De ce fait, les officiers anticipent déjà une pénurie de personnel, qui devrait amener les effectifs à 125 000 militaires vers 2029. Cela accentuera encore les défis dans le domaine de la formation. En effet, organiser un cours de répétition avec des unités incomplètes ne permet pas de s’exercer de manière correcte et réaliste, sans parler de capacité à durer.

Différentes mesures ont déjà été prises pour enrayer ces déficits mais aucune n’a semblé donner des résultats significatifs. Citons par exemple une communication améliorée, des soutiens financiers valables dans des formations civiles pour les personnes faisant de l’avancement, des modules de formation reconnus dans le civil voire dans les universités et hautes écoles, des jours de congé minimaux, etc.

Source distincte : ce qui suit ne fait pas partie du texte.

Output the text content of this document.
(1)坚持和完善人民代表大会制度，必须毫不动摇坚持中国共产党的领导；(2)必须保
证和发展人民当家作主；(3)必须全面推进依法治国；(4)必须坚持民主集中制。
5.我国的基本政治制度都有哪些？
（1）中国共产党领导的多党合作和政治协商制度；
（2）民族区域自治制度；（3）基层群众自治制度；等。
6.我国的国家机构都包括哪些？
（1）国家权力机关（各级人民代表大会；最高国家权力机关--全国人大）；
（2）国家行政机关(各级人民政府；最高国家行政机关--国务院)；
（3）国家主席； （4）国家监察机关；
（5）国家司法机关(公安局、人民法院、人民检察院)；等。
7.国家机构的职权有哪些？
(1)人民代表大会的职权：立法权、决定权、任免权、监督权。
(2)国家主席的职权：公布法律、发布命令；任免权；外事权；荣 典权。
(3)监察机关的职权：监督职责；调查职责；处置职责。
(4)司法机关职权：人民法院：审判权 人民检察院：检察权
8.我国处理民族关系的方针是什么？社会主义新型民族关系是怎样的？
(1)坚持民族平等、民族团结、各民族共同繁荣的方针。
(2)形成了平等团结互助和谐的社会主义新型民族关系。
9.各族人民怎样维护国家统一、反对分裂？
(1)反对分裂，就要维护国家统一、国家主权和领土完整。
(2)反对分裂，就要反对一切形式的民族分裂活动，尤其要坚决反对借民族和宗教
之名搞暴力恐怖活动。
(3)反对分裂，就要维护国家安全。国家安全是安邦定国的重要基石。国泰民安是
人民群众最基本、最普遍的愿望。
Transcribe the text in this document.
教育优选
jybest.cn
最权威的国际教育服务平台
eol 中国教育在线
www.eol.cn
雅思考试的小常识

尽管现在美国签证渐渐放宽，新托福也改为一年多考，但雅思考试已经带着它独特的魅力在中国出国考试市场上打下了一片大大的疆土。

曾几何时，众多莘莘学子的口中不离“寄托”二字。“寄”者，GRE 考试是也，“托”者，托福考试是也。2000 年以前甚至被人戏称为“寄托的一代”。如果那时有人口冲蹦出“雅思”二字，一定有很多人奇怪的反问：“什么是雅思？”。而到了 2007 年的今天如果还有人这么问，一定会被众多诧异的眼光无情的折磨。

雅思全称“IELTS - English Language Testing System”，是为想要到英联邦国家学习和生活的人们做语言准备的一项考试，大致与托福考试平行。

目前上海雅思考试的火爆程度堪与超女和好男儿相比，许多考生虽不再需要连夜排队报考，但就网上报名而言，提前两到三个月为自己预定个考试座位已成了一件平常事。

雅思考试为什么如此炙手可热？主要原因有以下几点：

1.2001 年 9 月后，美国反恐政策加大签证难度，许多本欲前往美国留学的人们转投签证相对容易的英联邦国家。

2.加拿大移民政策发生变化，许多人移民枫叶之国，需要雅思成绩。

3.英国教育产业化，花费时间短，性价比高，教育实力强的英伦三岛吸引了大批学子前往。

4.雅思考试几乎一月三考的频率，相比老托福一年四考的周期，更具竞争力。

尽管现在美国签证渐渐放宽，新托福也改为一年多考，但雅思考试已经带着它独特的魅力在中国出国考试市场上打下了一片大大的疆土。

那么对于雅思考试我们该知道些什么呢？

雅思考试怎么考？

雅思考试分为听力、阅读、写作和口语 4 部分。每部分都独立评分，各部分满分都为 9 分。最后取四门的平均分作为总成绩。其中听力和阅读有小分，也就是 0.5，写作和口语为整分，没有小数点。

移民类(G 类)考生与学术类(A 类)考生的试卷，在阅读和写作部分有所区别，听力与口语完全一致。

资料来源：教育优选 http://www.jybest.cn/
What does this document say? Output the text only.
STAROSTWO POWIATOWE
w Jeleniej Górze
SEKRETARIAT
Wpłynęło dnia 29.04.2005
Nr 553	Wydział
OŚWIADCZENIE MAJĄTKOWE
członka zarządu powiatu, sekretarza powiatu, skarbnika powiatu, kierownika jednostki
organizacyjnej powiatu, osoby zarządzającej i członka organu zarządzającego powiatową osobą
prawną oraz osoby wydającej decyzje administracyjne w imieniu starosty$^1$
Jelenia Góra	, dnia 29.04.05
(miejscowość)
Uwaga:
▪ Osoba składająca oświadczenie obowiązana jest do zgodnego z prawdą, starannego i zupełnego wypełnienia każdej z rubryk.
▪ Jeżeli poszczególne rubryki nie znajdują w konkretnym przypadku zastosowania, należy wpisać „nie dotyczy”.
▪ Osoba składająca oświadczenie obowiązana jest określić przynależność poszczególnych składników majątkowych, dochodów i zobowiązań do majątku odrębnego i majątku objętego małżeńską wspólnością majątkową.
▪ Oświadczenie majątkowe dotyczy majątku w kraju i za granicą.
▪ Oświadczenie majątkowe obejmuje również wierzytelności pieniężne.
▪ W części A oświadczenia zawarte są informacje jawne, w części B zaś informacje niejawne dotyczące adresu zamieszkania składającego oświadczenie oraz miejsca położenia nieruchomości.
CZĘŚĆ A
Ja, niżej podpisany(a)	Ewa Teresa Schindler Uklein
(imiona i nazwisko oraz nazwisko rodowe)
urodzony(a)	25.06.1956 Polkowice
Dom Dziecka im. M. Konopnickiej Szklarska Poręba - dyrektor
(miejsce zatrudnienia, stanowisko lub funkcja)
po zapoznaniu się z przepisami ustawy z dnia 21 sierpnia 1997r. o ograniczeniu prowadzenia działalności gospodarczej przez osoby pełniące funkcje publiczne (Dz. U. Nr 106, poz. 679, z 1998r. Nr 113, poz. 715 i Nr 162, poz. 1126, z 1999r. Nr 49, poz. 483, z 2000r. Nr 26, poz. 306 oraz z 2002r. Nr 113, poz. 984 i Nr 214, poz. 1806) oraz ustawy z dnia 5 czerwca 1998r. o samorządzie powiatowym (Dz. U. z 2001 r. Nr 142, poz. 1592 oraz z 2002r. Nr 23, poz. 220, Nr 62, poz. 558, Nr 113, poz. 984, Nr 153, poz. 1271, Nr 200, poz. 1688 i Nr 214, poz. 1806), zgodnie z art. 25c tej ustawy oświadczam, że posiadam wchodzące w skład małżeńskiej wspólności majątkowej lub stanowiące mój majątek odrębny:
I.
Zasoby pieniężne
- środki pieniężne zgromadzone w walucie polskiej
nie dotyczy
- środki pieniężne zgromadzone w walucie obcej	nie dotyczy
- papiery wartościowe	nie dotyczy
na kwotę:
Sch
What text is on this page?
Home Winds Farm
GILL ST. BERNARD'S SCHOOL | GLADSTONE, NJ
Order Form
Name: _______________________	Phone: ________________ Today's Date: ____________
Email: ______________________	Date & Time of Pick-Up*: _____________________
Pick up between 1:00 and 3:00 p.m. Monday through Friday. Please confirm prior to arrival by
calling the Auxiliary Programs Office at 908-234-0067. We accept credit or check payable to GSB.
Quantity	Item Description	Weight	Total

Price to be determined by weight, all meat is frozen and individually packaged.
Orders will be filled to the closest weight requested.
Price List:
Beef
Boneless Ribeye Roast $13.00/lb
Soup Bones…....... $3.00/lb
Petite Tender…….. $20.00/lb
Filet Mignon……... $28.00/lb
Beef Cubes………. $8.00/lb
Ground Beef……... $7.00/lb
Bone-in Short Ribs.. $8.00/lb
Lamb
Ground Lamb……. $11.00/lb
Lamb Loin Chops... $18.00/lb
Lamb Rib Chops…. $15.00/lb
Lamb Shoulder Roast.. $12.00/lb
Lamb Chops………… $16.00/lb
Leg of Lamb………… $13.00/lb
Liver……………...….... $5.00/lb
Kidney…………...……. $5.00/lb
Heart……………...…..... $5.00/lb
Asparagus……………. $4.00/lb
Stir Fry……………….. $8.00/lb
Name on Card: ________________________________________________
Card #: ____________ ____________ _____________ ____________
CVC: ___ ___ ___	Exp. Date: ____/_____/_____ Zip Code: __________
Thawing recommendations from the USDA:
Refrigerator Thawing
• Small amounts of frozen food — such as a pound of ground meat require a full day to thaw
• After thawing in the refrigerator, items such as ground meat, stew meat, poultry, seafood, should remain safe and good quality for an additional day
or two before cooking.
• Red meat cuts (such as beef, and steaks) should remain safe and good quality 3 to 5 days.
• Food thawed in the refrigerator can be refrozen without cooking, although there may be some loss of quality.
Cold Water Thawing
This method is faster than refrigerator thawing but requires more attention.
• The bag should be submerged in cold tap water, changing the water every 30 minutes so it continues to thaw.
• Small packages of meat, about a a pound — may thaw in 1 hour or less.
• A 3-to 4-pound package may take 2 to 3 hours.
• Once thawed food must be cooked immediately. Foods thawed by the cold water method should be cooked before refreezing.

L’Assemblée fédérale a décidé cette année de rendre plus difficile l’accès au service civil, mais la mesure risque d’être combattue en référendum. Les textes actuellement en discussion devraient également aboutir à une flexibilisation de la durée des écoles de recrues selon les besoins et sur la mise sur pied de cours de répétition à la journée, mais aussi à la création des troupes légères avec cours de répétition de deux semaines. D’autres mesures ne demandant pas de modifications législatives sont également prévues, telles que des visites organisées pour les écoles professionnelles.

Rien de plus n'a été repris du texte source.